Barry der Menschenretter (1800): el san bernardo que salvó 40 vidas

Cuando piensas en un san bernardo con un barrilito de brandy colgado del cuello en la nieve, estás imaginando a Barry. El barrilito es ficción victoriana — los monjes del hospicio nunca colgaron alcohol a los perros, porque empeora la hipotermia — pero el resto es real: Barry rescató a unas 40 personas perdidas entre 1800 y 1812 en uno de los pasos más letales de los Alpes.

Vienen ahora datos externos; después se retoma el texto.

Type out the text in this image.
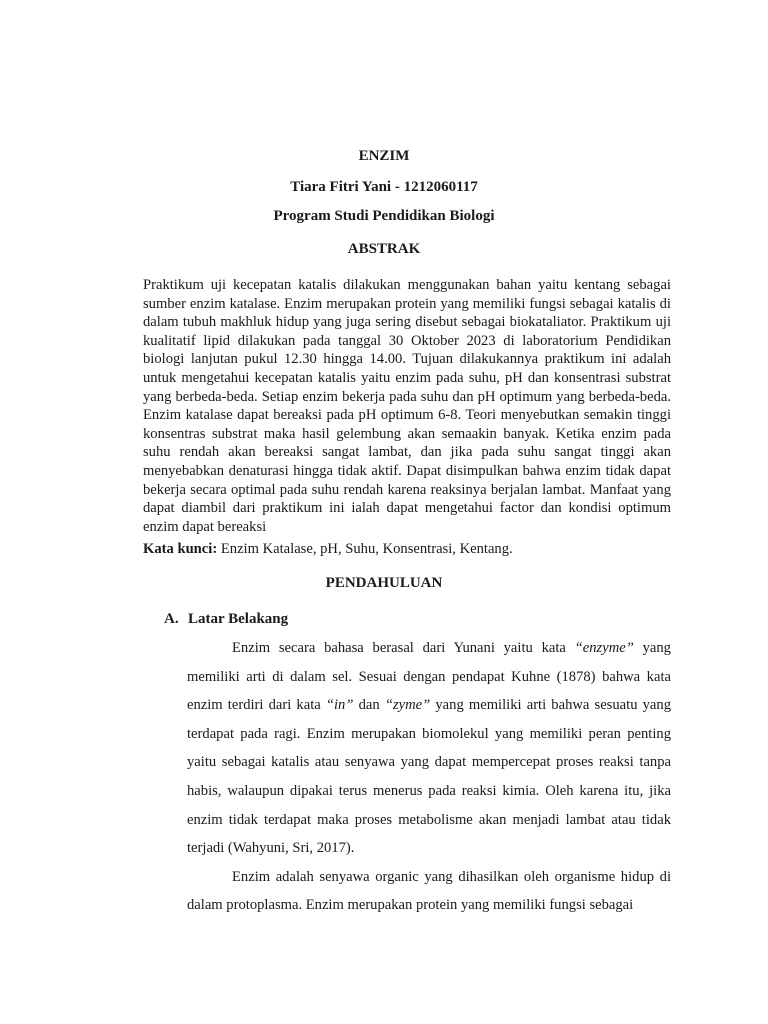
ENZIM
Tiara Fitri Yani - 1212060117
Program Studi Pendidikan Biologi
ABSTRAK

Praktikum uji kecepatan katalis dilakukan menggunakan bahan yaitu kentang sebagai sumber enzim katalase. Enzim merupakan protein yang memiliki fungsi sebagai katalis di dalam tubuh makhluk hidup yang juga sering disebut sebagai biokataliator. Praktikum uji kualitatif lipid dilakukan pada tanggal 30 Oktober 2023 di laboratorium Pendidikan biologi lanjutan pukul 12.30 hingga 14.00. Tujuan dilakukannya praktikum ini adalah untuk mengetahui kecepatan katalis yaitu enzim pada suhu, pH dan konsentrasi substrat yang berbeda-beda. Setiap enzim bekerja pada suhu dan pH optimum yang berbeda-beda. Enzim katalase dapat bereaksi pada pH optimum 6-8. Teori menyebutkan semakin tinggi konsentras substrat maka hasil gelembung akan semaakin banyak. Ketika enzim pada suhu rendah akan bereaksi sangat lambat, dan jika pada suhu sangat tinggi akan menyebabkan denaturasi hingga tidak aktif. Dapat disimpulkan bahwa enzim tidak dapat bekerja secara optimal pada suhu rendah karena reaksinya berjalan lambat. Manfaat yang dapat diambil dari praktikum ini ialah dapat mengetahui factor dan kondisi optimum enzim dapat bereaksi

Kata kunci: Enzim Katalase, pH, Suhu, Konsentrasi, Kentang.

PENDAHULUAN
A. Latar Belakang

Enzim secara bahasa berasal dari Yunani yaitu kata “enzyme” yang memiliki arti di dalam sel. Sesuai dengan pendapat Kuhne (1878) bahwa kata enzim terdiri dari kata “in” dan “zyme” yang memiliki arti bahwa sesuatu yang terdapat pada ragi. Enzim merupakan biomolekul yang memiliki peran penting yaitu sebagai katalis atau senyawa yang dapat mempercepat proses reaksi tanpa habis, walaupun dipakai terus menerus pada reaksi kimia. Oleh karena itu, jika enzim tidak terdapat maka proses metabolisme akan menjadi lambat atau tidak terjadi (Wahyuni, Sri, 2017).

Enzim adalah senyawa organic yang dihasilkan oleh organisme hidup di dalam protoplasma. Enzim merupakan protein yang memiliki fungsi sebagai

El hospicio del Gran San Bernardo
Fundado en el siglo XI por el monje agustino Bernardo de Menthon, el hospicio se sitúa en el paso del Gran San Bernardo (2.469 m), entre la actual Suiza y el valle de Aosta. Durante mil años fue el único refugio para peregrinos, mercaderes y soldados que cruzaban a pie los Alpes en dirección a Roma. La meteorología en invierno mata: tormentas de nieve, aludes, niebla cero. Cada año morían varios viajeros.
Los monjes empezaron a usar perros grandes de molosoide alpino (los Talhund o Bauernhund) para guarda y carga desde el siglo XVII. Hacia 1700, esos perros se revelaron además como excepcionales para localizar personas enterradas en la nieve y descongelar cuerpos con su calor corporal.
Las 40 vidas de Barry
Barry nació en el hospicio en 1800. Era un macho de unos 80 kg, color marrón-blanco clásico. Trabajaba en pareja con otro perro y un monje guía. Los registros del hospicio (un diario llevado durante siglos por los monjes) le atribuyen el rescate documentado de 40 personas durante sus 12 años de servicio activo (1800-1812).
El rescate más famoso, posiblemente apócrifo: encontró a un niño semicongelado entre la nieve, lo lamió hasta despertarlo, y el niño se subió a su lomo. Barry lo llevó así hasta el hospicio, salvándole la vida. La historia se publicó en periódicos de toda Europa y consolidó la imagen del «perro rescatador».
Genealogía
3 generacionesLa muerte y el museo
Barry murió en Berna en 1814, retirado del hospicio dos años antes por agotamiento. Los monjes encargaron su taxidermia al naturalista Friedrich Meisner, que la montó con menos rigor del deseable (la cabeza la rehízo de memoria años después, así que no representa exactamente al perro original).
Esa pieza se exhibe hoy en el Museo de Historia Natural de Berna, donde ha sido la principal atracción durante 200 años. La sala lleva su nombre.
El tipo morfológico
Aquí viene una sorpresa: Barry no era el san bernardo gigante que conocemos hoy. Pesaba unos 40-50 kg menos. La raza moderna se hizo más grande, más pesada y con cabeza más cúbica a partir de 1830, cuando se introdujeron cruces con Mastín Inglés y Terranova para «reforzar» el tipo. Esos cruces deformaron las proporciones originales y trajeron los problemas articulares y la corta esperanza de vida que padece la raza hoy (~8 años).
El san bernardo de Barry era un perro de trabajo funcional. El de exposición de hoy difícilmente sobreviviría un día patrullando el paso a 2.500 m.
El final del programa de cría del hospicio
- El hospicio crió san bernardos sin interrupción desde 1670 hasta 2004
- En 2004 la cría se transfirió a la Fondation Barry en Martigny, donde sigue activa
- Hoy los perros del programa ya no rescatan (el helicóptero los desplazó), pero participan en exhibiciones educativas y trabajo terapéutico
Cuando vayas a Berna, búscalo. Sigue ahí, en su vitrina, con la pose ligeramente extraña que le dio Meisner. La cabeza no es exacta. El perro sí.